Incremental Data Extraction

Starlake incremental extraction pulls only new rows from a database table by tracking the maximum value of a partition column between runs. The extraction state is persisted in the SL_LAST_EXPORT audit table. This avoids re-extracting the entire table on each run and reduces both extraction time and data volume. Configuration requires setting fullExport: false and specifying a partitionColumn in the extraction YAML.

How to Set Up Incremental Extraction

  1. Choose a partition column -- Select a monotonically increasing column (auto-increment ID, timestamp, or sequence) that is never updated after insertion.
  2. Set fullExport to false -- In the extraction YAML, set fullExport: false on the table entry to enable incremental mode.
  3. Set the partitionColumn -- Add partitionColumn with the name of the chosen column. Starlake uses it to track the last exported value.
  4. Run the first extraction -- Execute starlake extract-data. Since no prior state exists, all rows are extracted. The max value is recorded in SL_LAST_EXPORT.
  5. Run subsequent extractions -- On each subsequent run, only rows where the partition column exceeds the last exported value are fetched.

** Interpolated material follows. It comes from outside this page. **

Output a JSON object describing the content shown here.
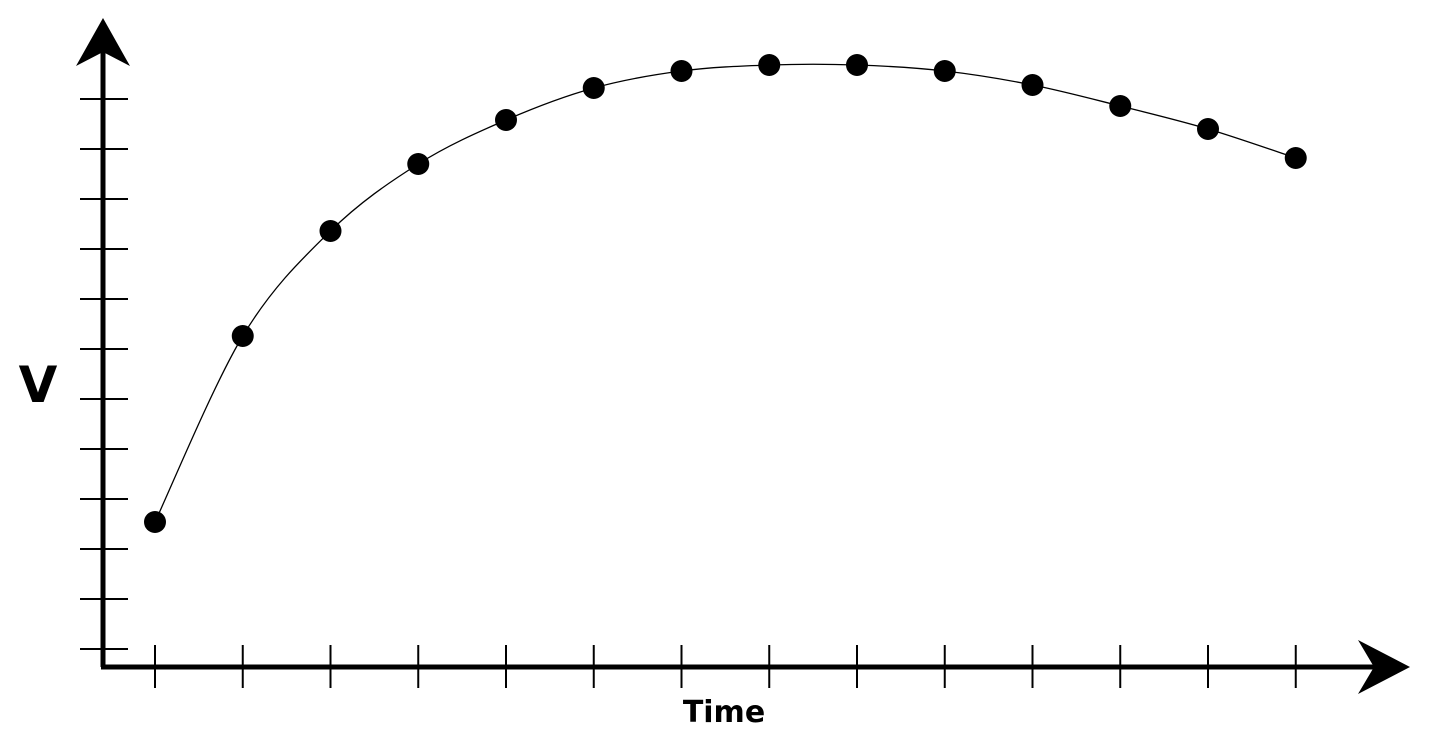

partitionColumn and fullExport Configuration

partitionColumn

The partitionColumn identifies the column used to detect new rows since the last extraction. After each run, Starlake records the maximum value of this column in the SL_LAST_EXPORT audit table and uses it as the lower bound for the next extraction. This column must be:

  • Monotonically increasing -- auto-increment ID, timestamp, or sequence number.
  • Never updated after insertion -- otherwise modified rows are missed.

Typical choices: surrogate keys (order_id), creation timestamps (created_at), or update timestamps (updated_at).

warning

Incremental mode detects only new rows. Rows modified after insertion are not re-extracted unless the partition column is an updated_at timestamp that changes on every update.

fullExport

ValueBehavior
fullExport: true (default)Extracts the entire table on every run. Use for small tables or when a complete snapshot is needed.
fullExport: falseExtracts only rows where partitionColumn > last_exported_value. Requires partitionColumn to be set.

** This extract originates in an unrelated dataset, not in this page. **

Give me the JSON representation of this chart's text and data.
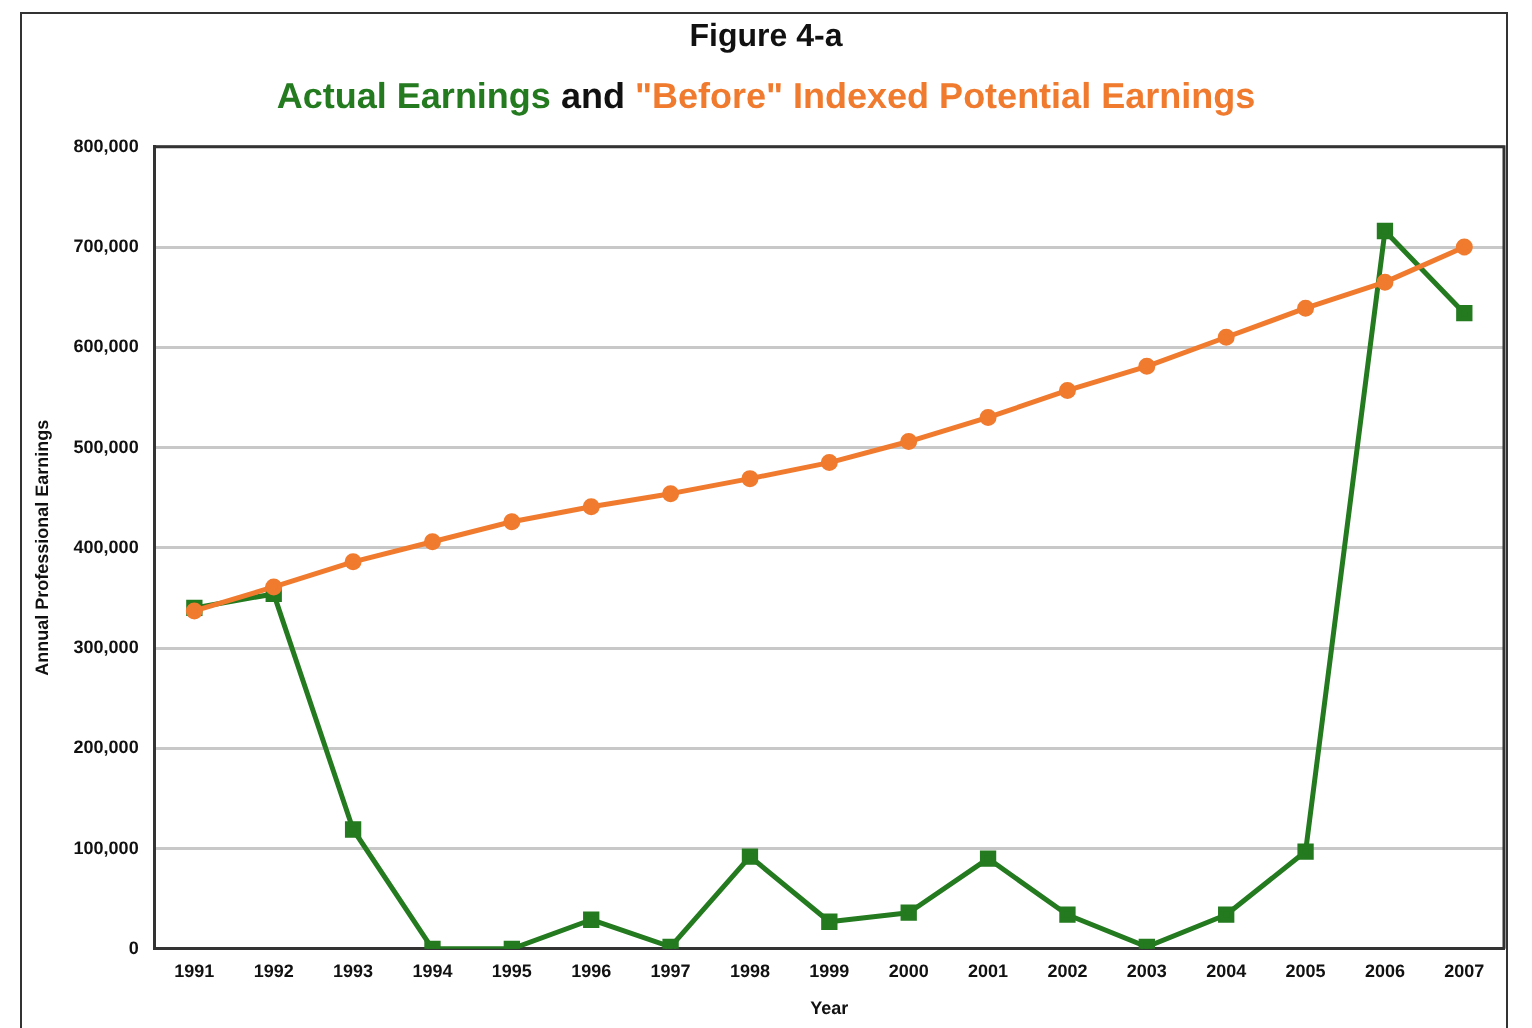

YAML Configuration for Incremental Extraction

metadata/extract/my_extract_config.sl.yml
version: 1
extract:
connectionRef: "duckdb" # The database connection to use
jdbcSchemas:
- schema: "starbake"
tables:
- name: "order" # table names or "*" to extract all tables
fullExport: false # Enable incremental extraction
partitionColumn: "order_id" # Column to track extraction progress
...

First Run vs. Subsequent Runs: Incremental Extraction Workflow

First extraction -- no prior state exists, so Starlake extracts all rows:

$ starlake extract-data --config my_extract_config --outputDir $SL_ROOT/incoming/
# Extracts all rows from starbake.order
# Records max(order_id) = 1000 in SL_LAST_EXPORT

Subsequent extraction -- Starlake reads the last exported value and fetches only new rows:

$ starlake extract-data --config my_extract_config --outputDir $SL_ROOT/incoming/
# Extracts only rows where order_id > 1000
# Updates max(order_id) = 1050 in SL_LAST_EXPORT

The extraction state is stored in the SL_LAST_EXPORT audit table. See the Monitoring page for details on how to inspect this table.

Combining Incremental and Parallel Extraction

When fullExport: false and numPartitions > 1 are configured on the same table entry, the same partitionColumn serves both purposes: parallel partitioning and incremental tracking. See the Parallel Extraction page for configuration details.

Frequently Asked Questions

What is the difference between fullExport true and false in Starlake?

With fullExport: true (default), Starlake extracts the entire table on every run. With fullExport: false, only rows where the partitionColumn value exceeds the last exported value are extracted.

What column types are suitable for partitionColumn?

The column must be monotonically increasing and never updated after insertion. Typical choices are: auto-increment keys (order_id), timestamps (created_at, updated_at), or sequence numbers.

Where does Starlake store the last extraction state?

The state is stored in the SL_LAST_EXPORT audit table. Starlake records the maximum value of the partitionColumn after each extraction.

What happens during the first incremental extraction?

Since no prior state exists, Starlake extracts all rows from the table. It then records the maximum partitionColumn value for subsequent runs.

Are updated rows detected in incremental mode?

No. Incremental mode detects only new rows (partitionColumn value greater than the last export). Modified rows are not re-extracted unless the partition column is an updated_at timestamp.

Can you combine incremental and parallel extraction?

Yes. When fullExport: false and numPartitions > 1 are configured, the same partitionColumn is used for both parallel partitioning and incremental tracking.